A rising star in Lula’s Workers’ Party, Rodrigues has helped lead negotiations with the Chinese for the BYD plant. He figures the company’s EV and other investments could create 10,000 jobs in his state. Lula’s election “has helped us a lot to expand possibilities with the Chinese government and companies,” he says. Expectations are high, since “we’ve developed trust—financial trust, legal trust, political trust—that by investing in Brazil, especially in Bahia, our deals and agreements will be fulfilled.”
Chinese investments in Salvador and its environs stand out as a modern counterpoint to the city’s pastel-hued houses, baroque churches and narrow streets. A group of state-controlled Chinese companies is planning a $1.3 billion bridge connecting Salvador to the island of Itaparica, where wealthy tourists rent rustic lodges and enjoy meals of lobster washed down with caipirinhas. It will be the longest bridge over water in Latin America, extending 7.7 miles, more than four times the length of San Francisco’s Golden Gate Bridge. Getting to Itaparica now takes two hours by boat or five hours driving around the city’s bay. A car will be able to make it over the bridge in 10 minutes. More than a bridge, the project “has a much greater purpose,” says Claudio Villas Boas, CEO of the Bridge Salvador-Itaparica Island Consortium, the group of Chinese companies. “It’s a regional development project, a way to improve economic and social conditions” across Bahia.
BYD is poised to make just as big a splash in town. Visit the Victorian-era train station in the outskirts of Salvador, and you’ll find the headquarters of BYD’s SkyRail. It’s just starting to build 15 miles of track for an electric monorail. BYD spent more than $700 million just on research and development. SkyRail will provide an alternative to Salvador’s aging bus fleet, which BYD also plans to replace with electric vehicles. The monorail can transport 10,000 people an hour—including, one day soon, workers to and from the former Ford plant. BYD expects to spend $613 million to reopen the Camaçari plant and has plans to mine lithium in Bahia to supply it.

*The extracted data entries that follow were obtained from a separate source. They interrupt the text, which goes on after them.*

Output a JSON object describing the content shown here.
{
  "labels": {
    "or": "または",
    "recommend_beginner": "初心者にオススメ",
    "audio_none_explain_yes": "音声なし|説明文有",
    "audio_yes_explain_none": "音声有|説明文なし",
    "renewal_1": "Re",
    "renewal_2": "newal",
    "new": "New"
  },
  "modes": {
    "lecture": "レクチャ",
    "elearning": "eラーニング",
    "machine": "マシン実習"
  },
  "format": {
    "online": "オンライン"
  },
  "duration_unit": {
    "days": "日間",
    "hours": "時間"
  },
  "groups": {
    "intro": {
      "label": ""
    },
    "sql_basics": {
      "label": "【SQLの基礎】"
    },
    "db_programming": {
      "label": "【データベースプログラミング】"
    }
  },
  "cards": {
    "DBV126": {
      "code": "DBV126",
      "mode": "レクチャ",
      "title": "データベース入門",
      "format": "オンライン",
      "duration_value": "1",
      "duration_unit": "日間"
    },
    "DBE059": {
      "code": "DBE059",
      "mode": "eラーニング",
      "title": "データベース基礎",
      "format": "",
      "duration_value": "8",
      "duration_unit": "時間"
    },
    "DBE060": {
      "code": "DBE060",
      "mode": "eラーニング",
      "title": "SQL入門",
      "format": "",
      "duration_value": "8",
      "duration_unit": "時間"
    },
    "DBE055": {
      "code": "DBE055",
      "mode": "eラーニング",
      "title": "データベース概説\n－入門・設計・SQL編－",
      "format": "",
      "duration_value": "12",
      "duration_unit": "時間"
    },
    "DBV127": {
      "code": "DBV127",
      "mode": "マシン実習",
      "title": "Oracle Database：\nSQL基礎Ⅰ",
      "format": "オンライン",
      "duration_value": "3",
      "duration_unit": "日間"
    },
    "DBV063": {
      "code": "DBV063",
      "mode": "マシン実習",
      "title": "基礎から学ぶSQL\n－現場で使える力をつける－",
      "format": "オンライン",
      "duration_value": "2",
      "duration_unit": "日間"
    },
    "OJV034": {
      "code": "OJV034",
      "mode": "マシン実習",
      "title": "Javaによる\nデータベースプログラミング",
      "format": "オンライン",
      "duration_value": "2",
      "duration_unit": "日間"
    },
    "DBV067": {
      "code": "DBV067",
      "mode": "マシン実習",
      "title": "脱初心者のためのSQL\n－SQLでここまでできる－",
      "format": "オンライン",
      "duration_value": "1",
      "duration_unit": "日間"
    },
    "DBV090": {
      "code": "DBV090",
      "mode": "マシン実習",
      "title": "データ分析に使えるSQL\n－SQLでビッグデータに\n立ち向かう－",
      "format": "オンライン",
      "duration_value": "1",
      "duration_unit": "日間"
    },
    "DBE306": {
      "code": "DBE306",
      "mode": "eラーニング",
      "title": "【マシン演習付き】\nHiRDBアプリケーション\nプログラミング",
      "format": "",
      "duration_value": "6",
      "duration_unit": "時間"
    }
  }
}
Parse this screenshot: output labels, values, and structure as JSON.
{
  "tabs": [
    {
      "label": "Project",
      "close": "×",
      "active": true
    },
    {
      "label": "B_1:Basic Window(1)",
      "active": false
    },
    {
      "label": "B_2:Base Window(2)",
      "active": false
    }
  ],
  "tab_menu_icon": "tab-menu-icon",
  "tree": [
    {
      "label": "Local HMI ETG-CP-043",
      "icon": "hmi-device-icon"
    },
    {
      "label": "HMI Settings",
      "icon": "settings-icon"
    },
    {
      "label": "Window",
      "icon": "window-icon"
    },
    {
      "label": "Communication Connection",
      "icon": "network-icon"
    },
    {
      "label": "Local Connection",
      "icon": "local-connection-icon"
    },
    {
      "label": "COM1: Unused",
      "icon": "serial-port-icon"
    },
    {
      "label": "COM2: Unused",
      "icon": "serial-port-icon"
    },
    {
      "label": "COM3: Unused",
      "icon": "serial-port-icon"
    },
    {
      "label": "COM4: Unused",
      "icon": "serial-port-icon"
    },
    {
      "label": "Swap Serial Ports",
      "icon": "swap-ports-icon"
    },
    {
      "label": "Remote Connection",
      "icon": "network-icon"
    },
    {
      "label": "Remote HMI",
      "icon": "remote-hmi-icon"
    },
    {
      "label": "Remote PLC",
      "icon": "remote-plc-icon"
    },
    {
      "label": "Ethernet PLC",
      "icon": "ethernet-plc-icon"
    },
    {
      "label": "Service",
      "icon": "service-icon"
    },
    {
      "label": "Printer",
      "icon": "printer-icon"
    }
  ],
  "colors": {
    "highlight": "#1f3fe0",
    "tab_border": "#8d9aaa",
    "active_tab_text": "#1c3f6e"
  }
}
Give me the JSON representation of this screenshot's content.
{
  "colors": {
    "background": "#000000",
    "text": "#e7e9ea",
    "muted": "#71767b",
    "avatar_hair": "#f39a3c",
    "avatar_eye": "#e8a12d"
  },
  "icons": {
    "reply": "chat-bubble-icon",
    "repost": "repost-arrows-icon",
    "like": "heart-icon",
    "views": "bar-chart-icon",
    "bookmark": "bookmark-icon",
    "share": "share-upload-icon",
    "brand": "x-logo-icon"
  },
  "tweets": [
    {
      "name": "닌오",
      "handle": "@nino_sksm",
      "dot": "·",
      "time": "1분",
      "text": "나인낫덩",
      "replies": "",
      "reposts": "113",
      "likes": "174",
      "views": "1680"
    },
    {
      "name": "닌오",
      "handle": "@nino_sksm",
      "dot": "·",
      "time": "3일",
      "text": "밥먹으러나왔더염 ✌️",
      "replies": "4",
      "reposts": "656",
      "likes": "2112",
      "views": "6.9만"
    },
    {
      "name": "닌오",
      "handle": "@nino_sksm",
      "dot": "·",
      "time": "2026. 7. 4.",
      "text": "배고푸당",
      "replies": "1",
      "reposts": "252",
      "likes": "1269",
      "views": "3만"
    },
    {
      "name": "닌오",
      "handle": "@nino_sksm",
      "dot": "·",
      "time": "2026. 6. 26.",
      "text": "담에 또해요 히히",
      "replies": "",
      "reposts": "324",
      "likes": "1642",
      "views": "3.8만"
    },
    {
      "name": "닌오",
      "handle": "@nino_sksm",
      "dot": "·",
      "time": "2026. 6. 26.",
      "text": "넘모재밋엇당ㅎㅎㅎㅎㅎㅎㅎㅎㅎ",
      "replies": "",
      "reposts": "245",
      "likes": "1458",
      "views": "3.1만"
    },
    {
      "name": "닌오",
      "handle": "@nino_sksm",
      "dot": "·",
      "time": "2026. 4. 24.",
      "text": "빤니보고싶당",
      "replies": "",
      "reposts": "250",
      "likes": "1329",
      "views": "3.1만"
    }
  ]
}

Diogo Damasceno views the Chinese company’s arrival as a fresh chance in life. His world changed overnight when the Ford plant shut down. A metalworker, Damasceno reckons he assembled tens of thousands of car bodies during his decade working for Ford. Yet the first he heard of the company’s plans to close the plant was from family members who called him after he’d just come off the night shift on a holiday, when streets pulsed to afoxé. (Ford declined to comment on the job losses but said in 2021 that it had worked with unions to mitigate their impact.)
Two and a half years later, at 40, Damasceno is living in a one-room apartment and, like many of his former colleagues, eking out a living as a delivery driver. Damasceno has 90,000 miles on his 2014 Ford EcoSport, which he uses to make his rounds. “I know that BYD could take some time to come to Bahia, but I hope it looks for us—people with experience,” Damasceno says. “I’m waiting very anxiously for it to arrive.” —With Mariana Durão
Iglesias covers the economy from Bloomberg’s Brasília bureau. Lara is an editor based in São Paulo.